The impairment in endothelial progenitor cell (EPC) functions results in dysregulation of vascular homeostasis and dysfunction of the endothelium under diabetic conditions. Improving EPC function has been considered as a promising strategy for ameliorating diabetic vascular complications. Liraglutide has been widely used as a therapeutic agent for diabetes. However, the effects and mechanisms of liraglutide on EPC dysfunction remain unclear. The capability of liraglutide in promoting blood perfusion and angiogenesis under diabetic conditions was evaluated in the hind limb ischemia model of diabetic mice. The effect of liraglutide on the angiogenic function of EPC was evaluated by cell scratch recovery assay, tube formation assay, and nitric oxide production. RNA sequencing was performed to assess the underlying mechanisms. Liraglutide enhanced blood perfusion and angiogenesis in the ischemic hindlimb of db/db mice and streptozotocin-induced type 1 diabetic mice. Additionally, liraglutide improved tube formation, cell migration, and nitric oxide production of high glucose (HG)-treated EPC. Assessment of liraglutide target pathways revealed a network of genes involved in antioxidant activity. Further mechanism study showed that liraglutide decreased the production of reactive oxygen species and increased the activity of nuclear factor erythroid 2-related factor 2 (Nrf2). Nrf2 deficiency attenuated the beneficial effects of liraglutide on improving EPC function and promoting ischemic angiogenesis under diabetic conditions. Moreover, liraglutide activates Nrf2 through an AKT/GSK3β/Fyn pathway, and inhibiting this pathway abolished liraglutide-induced Nrf2 activation and EPC function improvement. Overall, these results suggest that Liraglutide represents therapeutic potential in promoting EPC function and ameliorating ischemic angiogenesis under diabetic conditions, and these beneficial effects relied on Nrf2 activation.

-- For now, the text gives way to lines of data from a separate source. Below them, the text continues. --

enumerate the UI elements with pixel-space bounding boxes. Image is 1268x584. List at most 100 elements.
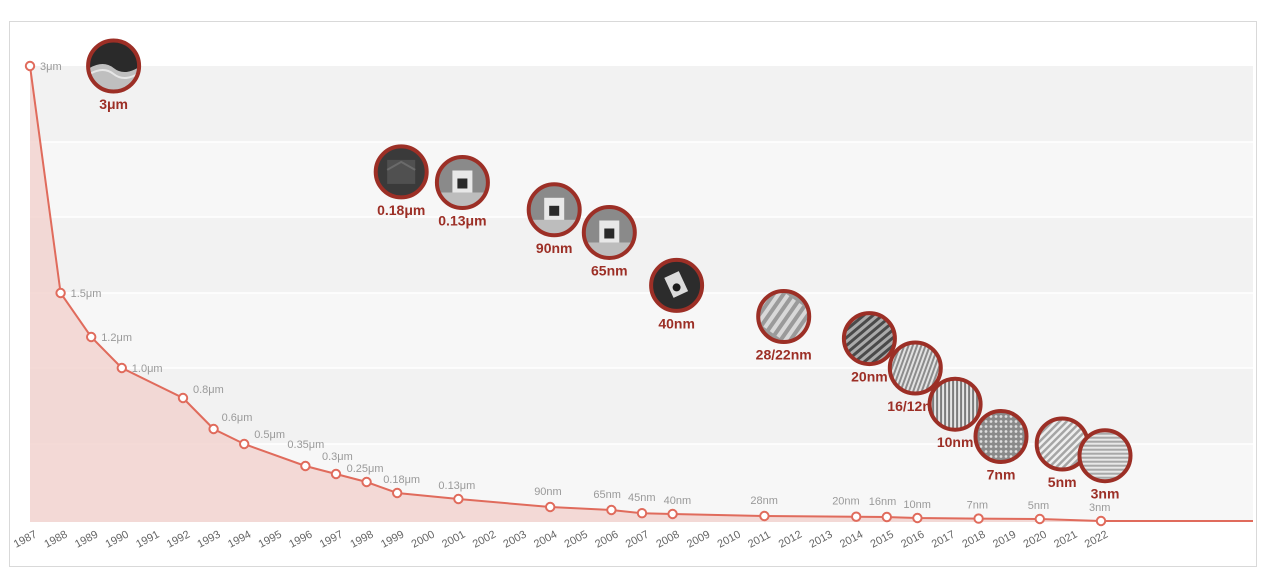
point-label: 1.5μm	[71, 288, 102, 300]
node-ring	[887, 340, 943, 396]
data-point	[1095, 515, 1107, 527]
process-node: 20nm	[841, 311, 897, 385]
process-node: 0.13μm	[434, 155, 490, 229]
x-tick-label: 2006	[593, 529, 620, 551]
point-label: 0.13μm	[438, 480, 475, 492]
process-node: 28/22nm	[756, 289, 812, 363]
node-label: 7nm	[987, 467, 1016, 483]
data-point	[973, 513, 984, 524]
point-label: 7nm	[967, 500, 988, 512]
node-ring	[86, 38, 142, 94]
process-node: 0.18μm	[373, 144, 429, 218]
grid-band	[30, 293, 1253, 368]
process-node: 3μm	[86, 38, 142, 112]
data-point	[912, 512, 923, 524]
node-ring	[1077, 428, 1133, 484]
process-node: 90nm	[526, 182, 582, 256]
node-ring	[526, 182, 582, 238]
node-label: 0.18μm	[377, 202, 425, 218]
sem-image	[89, 42, 138, 90]
node-label: 90nm	[536, 240, 573, 256]
point-label: 10nm	[903, 499, 931, 511]
x-tick-label: 2019	[991, 529, 1018, 551]
x-tick-label: 1990	[104, 529, 131, 551]
x-tick-label: 1999	[379, 529, 406, 551]
x-tick-label: 2008	[654, 529, 681, 551]
x-tick-label: 1997	[318, 529, 345, 551]
x-tick-label: 1989	[73, 529, 100, 551]
x-tick-label: 1993	[195, 529, 222, 551]
data-point	[667, 508, 678, 520]
process-node: 16/12nm	[887, 340, 943, 414]
x-tick-label: 1995	[257, 529, 284, 551]
process-node: 7nm	[973, 409, 1029, 483]
node-label: 40nm	[658, 315, 695, 331]
x-tick-label: 2018	[960, 529, 987, 551]
sem-image	[1081, 431, 1129, 480]
data-point	[24, 60, 36, 72]
sem-image	[652, 261, 701, 310]
grid-band	[30, 142, 1253, 217]
data-point	[116, 362, 128, 374]
point-label: 28nm	[750, 495, 778, 507]
data-point	[545, 501, 556, 513]
data-point	[881, 511, 892, 523]
point-label: 45nm	[628, 492, 656, 504]
point-label: 1.2μm	[101, 332, 132, 344]
node-label: 3μm	[99, 96, 128, 112]
point-label: 0.18μm	[383, 474, 420, 486]
node-label: 3nm	[1091, 486, 1120, 502]
x-tick-label: 1996	[287, 529, 314, 551]
point-label: 1.0μm	[132, 363, 163, 375]
point-label: 0.25μm	[347, 463, 384, 475]
data-point	[239, 438, 250, 450]
x-tick-label: 1991	[134, 529, 161, 551]
node-ring	[373, 144, 429, 200]
point-label: 0.35μm	[287, 439, 324, 451]
sem-image	[530, 185, 579, 234]
sem-image	[931, 380, 980, 429]
process-nodes: 3μm 0.18μm 0.13μm 90nm 65nm 40nm 28/22nm 20nm16…	[86, 38, 1133, 502]
node-ring	[434, 155, 490, 210]
data-point	[361, 476, 372, 488]
x-tick-label: 2022	[1083, 529, 1110, 551]
point-label: 90nm	[534, 486, 562, 498]
point-label: 0.3μm	[322, 451, 353, 463]
x-tick-label: 2017	[930, 529, 957, 551]
node-label: 10nm	[937, 434, 974, 450]
x-tick-label: 2005	[563, 529, 590, 551]
node-ring	[973, 409, 1029, 464]
node-label: 20nm	[851, 369, 888, 385]
process-node: 40nm	[649, 257, 705, 331]
data-point	[55, 287, 66, 299]
grid-bands	[30, 66, 1253, 522]
x-tick-label: 2012	[777, 529, 804, 551]
x-axis-ticks: 1987 1988 1989 1990 1991 1992 1993 1994 1995 1996…	[12, 529, 1110, 551]
point-label: 3nm	[1089, 502, 1110, 514]
process-node: 65nm	[581, 205, 637, 279]
node-label: 65nm	[591, 263, 628, 279]
x-tick-label: 2003	[501, 529, 528, 551]
data-point	[759, 510, 770, 522]
node-ring	[581, 205, 637, 260]
x-tick-label: 2004	[532, 529, 559, 551]
point-labels: 3μm1.5μm1.2μm1.0μm0.8μm0.6μm0.5μm0.35μm0…	[40, 61, 1110, 514]
data-point	[208, 423, 219, 435]
x-tick-label: 1987	[12, 529, 39, 551]
x-tick-label: 2009	[685, 529, 712, 551]
node-ring	[927, 376, 983, 432]
node-label: 0.13μm	[438, 213, 486, 229]
data-point	[330, 468, 342, 480]
series-line	[29, 65, 1253, 522]
point-label: 40nm	[664, 495, 692, 507]
process-node: 3nm	[1077, 428, 1133, 502]
x-tick-label: 2021	[1052, 529, 1079, 551]
x-tick-label: 2010	[716, 529, 743, 551]
x-tick-label: 2015	[869, 529, 896, 551]
data-point	[851, 511, 862, 522]
data-point	[636, 508, 648, 519]
x-tick-label: 1994	[226, 529, 253, 551]
point-label: 0.5μm	[254, 429, 285, 441]
point-label: 16nm	[869, 496, 897, 508]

内皮祖细胞 (EPC) 功能障碍会导致糖尿病状态下血管稳态失调和内皮功能障碍。改善 EPC 功能被认为是改善糖尿病血管并发症的有前途的策略。利拉鲁肽已被广泛用作糖尿病的治疗剂。然而,利拉鲁肽对 EPC 功能障碍的影响和机制尚不清楚。在糖尿病小鼠的后肢缺血模型中评估了利拉鲁肽在糖尿病情况下促进血液灌注和血管生成的能力。通过细胞划痕恢复试验、管形成试验和一氧化氮产生来评估利拉鲁肽对 EPC 血管生成功能的影响。进行 RNA 测序以评估潜在机制。利拉鲁肽增强了 db/db 小鼠和链脲佐菌素诱导的 1 型糖尿病小鼠缺血后肢的血液灌注和血管生成。此外,利拉鲁肽改善了高糖 (HG) 处理的 EPC 的管形成、细胞迁移和一氧化氮产生。对利拉鲁肽靶途径的评估揭示了涉及抗氧化活性的基因网络。进一步的机制研究表明,利拉鲁肽减少了活性氧的产生,并增加了核因子红细胞 2 相关因子 2 (Nrf2) 的活性。Nrf2 缺乏减弱了利拉鲁肽改善 EPC 功能和促进糖尿病情况下缺血性血管生成的有益作用。此外,利拉鲁肽通过 AKT/GSK3β/Fyn 通路激活 Nrf2,抑制该通路可消除利拉鲁肽诱导的 Nrf2 激活和 EPC 功能改善。总体而言,这些结果表明,利拉鲁肽在促进 EPC 功能和改善糖尿病情况下缺血性血管生成方面具有治疗潜力,这些有益作用依赖于 Nrf2 的激活。